The Museum of the Confederacy is located in Richmond, Virginia. The museum includes the former White House of the Confederacy and maintains a comprehensive collection of artifacts, manuscripts, Confederate imprints (books and pamphlets), and photographs from the Confederate States of America and the American Civil War (1861–1865). In November 2013, the museum's governance was merged with the American Civil War Center at Historic Tredegar. In January 2014, it was announced that the new combined institution would be called the American Civil War Museum.

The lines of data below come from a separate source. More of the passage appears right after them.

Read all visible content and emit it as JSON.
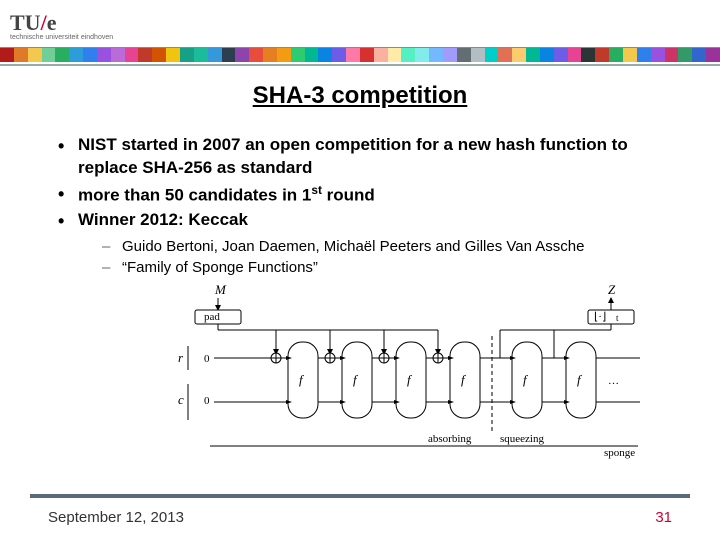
{
  "header": {
    "logo_main": "TU",
    "logo_tail": "e",
    "logo_sub": "technische universiteit eindhoven"
  },
  "stripe_colors": [
    "#b31b1b",
    "#e07a28",
    "#f2c94c",
    "#6fcf97",
    "#27ae60",
    "#2d9cdb",
    "#2f80ed",
    "#9b51e0",
    "#bb6bd9",
    "#e84393",
    "#c0392b",
    "#d35400",
    "#f1c40f",
    "#16a085",
    "#1abc9c",
    "#3498db",
    "#2c3e50",
    "#8e44ad",
    "#e74c3c",
    "#e67e22",
    "#f39c12",
    "#2ecc71",
    "#00b894",
    "#0984e3",
    "#6c5ce7",
    "#fd79a8",
    "#d63031",
    "#fab1a0",
    "#ffeaa7",
    "#55efc4",
    "#81ecec",
    "#74b9ff",
    "#a29bfe",
    "#636e72",
    "#b2bec3",
    "#00cec9",
    "#e17055",
    "#fdcb6e",
    "#00b894",
    "#0984e3",
    "#6c5ce7",
    "#e84393",
    "#2d3436",
    "#c0392b",
    "#27ae60",
    "#f2c94c",
    "#2f80ed",
    "#9b51e0",
    "#cc3366",
    "#339966",
    "#3366cc",
    "#993399"
  ],
  "title": "SHA-3 competition",
  "bullets": {
    "b1": "NIST started in 2007 an open competition for a new hash function to replace SHA-256 as standard",
    "b2_pre": "more than 50 candidates in 1",
    "b2_sup": "st",
    "b2_post": " round",
    "b3": "Winner 2012: Keccak"
  },
  "sub": {
    "s1": "Guido Bertoni, Joan Daemen, Michaël Peeters and Gilles Van Assche",
    "s2": "“Family of Sponge Functions”"
  },
  "diagram": {
    "M": "M",
    "Z": "Z",
    "pad": "pad",
    "trunc_pre": "⌊·⌋",
    "trunc_t": "t",
    "r": "r",
    "c": "c",
    "zero": "0",
    "f": "f",
    "absorbing": "absorbing",
    "squeezing": "squeezing",
    "caption": "sponge"
  },
  "footer": {
    "date": "September 12, 2013",
    "page": "31"
  }
}
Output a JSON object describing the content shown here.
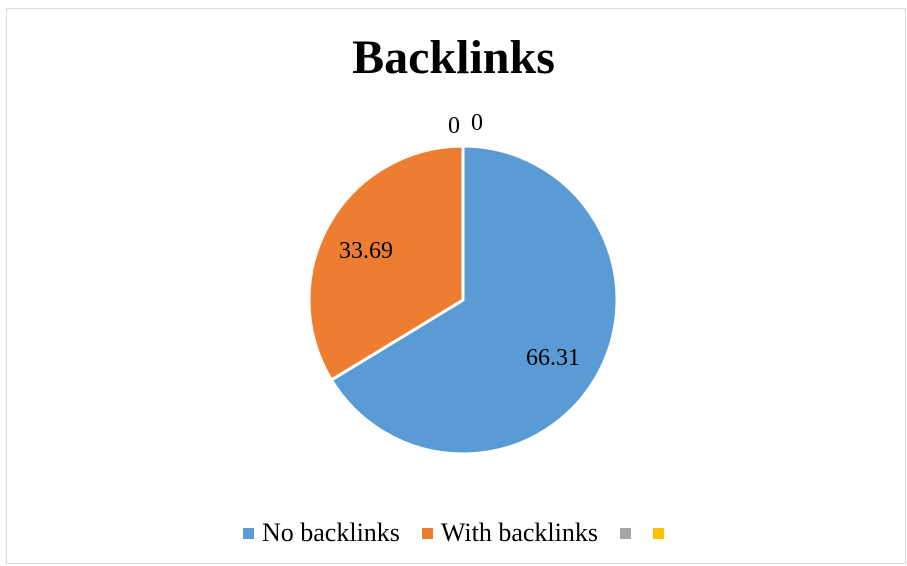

White House of the Confederacy
The White House of the Confederacy is a gray stuccoed neoclassical mansion built in 1818 by John Brockenbrough, who was president of the Bank of Virginia. Designed by Robert Mills, Brockenbrough’s private residence was built in early nineteenth century on East Clay Street in Richmond's affluent Shockoe Hill neighborhood (later known as the Court End District), and was two blocks north of the Virginia State Capitol. President of the Confederate States of America Jefferson Davis, his wife Varina, and their children moved into the house in August 1861, and lived there for the remainder of the war. President Davis maintained an at-home office on the second floor of the White House due to poor health.
History of the Museum
Opened as the Confederate Museum on February 22, 1896, it was housed for many years in the former White House of the Confederacy. The Museum of the Confederacy was founded by influential Richmond society ladies, starting with Isabel Maury who was later joined by Ann Crenshaw Grant, and Isobel Stewart Bryan. Isabel Maury was the founder of the Museum of the Confederacy but she also was the first Regent of the Confederate Memorial Literary Society (CMLS). The Isabel Maury Planned Giving Society continues the work of Mrs. Isabel Maury, daughter of Robert Henry Maury, who, with the Relics Committee, was instrumental in securing much of the Museum's current collection.
Mrs. Isabel Maury was a cousin to Matthew Fontaine Maury, the naval officer and scientist credited as the father of modern oceanography. Matthew Fontaine Maury lived in Robert Henry Maury's house in the early part of the American Civil War and would walk the two blocks to the White House of the Confederacy on a daily basis. It was in this house that Matthew Fontaine Maury first worked with burning underwater fuses for torpedoes in a tub of water.
Today there are old and new plaques on the building that testify to this. Mrs. Grant was the sister of Lewis Crenshaw, who owned the house just prior to the war, and was married to James Grant a wealthy tobacconist who also lived within the neighborhood. Mrs. Bryan was the wife of Joseph Bryan, a wealthy businessman and publisher, whose family is still associated with the Richmond Times-Dispatch.
Location near Virginia State Capitol
The museum and White House of the Confederacy are located two blocks north of the Virginia State Capitol, and within walking distance of several other museums and historic sites, including the Executive Mansion of Virginia, Monumental Church, St. Paul's Church, John Marshall House (a Preservation Virginia property), and the John Wickham House (Valentine Richmond History Center). It is, however, completely surrounded by and its view is cut off from those sites by the VCU Medical Center (formerly the Medical College of Virginia hospitals) of Virginia Commonwealth University (VCU).
The neighboring and expanding hi-rise medical facilities stirred debate in 2005 about the possible relocation of the Museum and the historic White House building. In 2006, museum officials announced that the White House of the Confederacy, a National Historic Landmark (1963) and Virginia Historic Landmark (1966), will not be moved.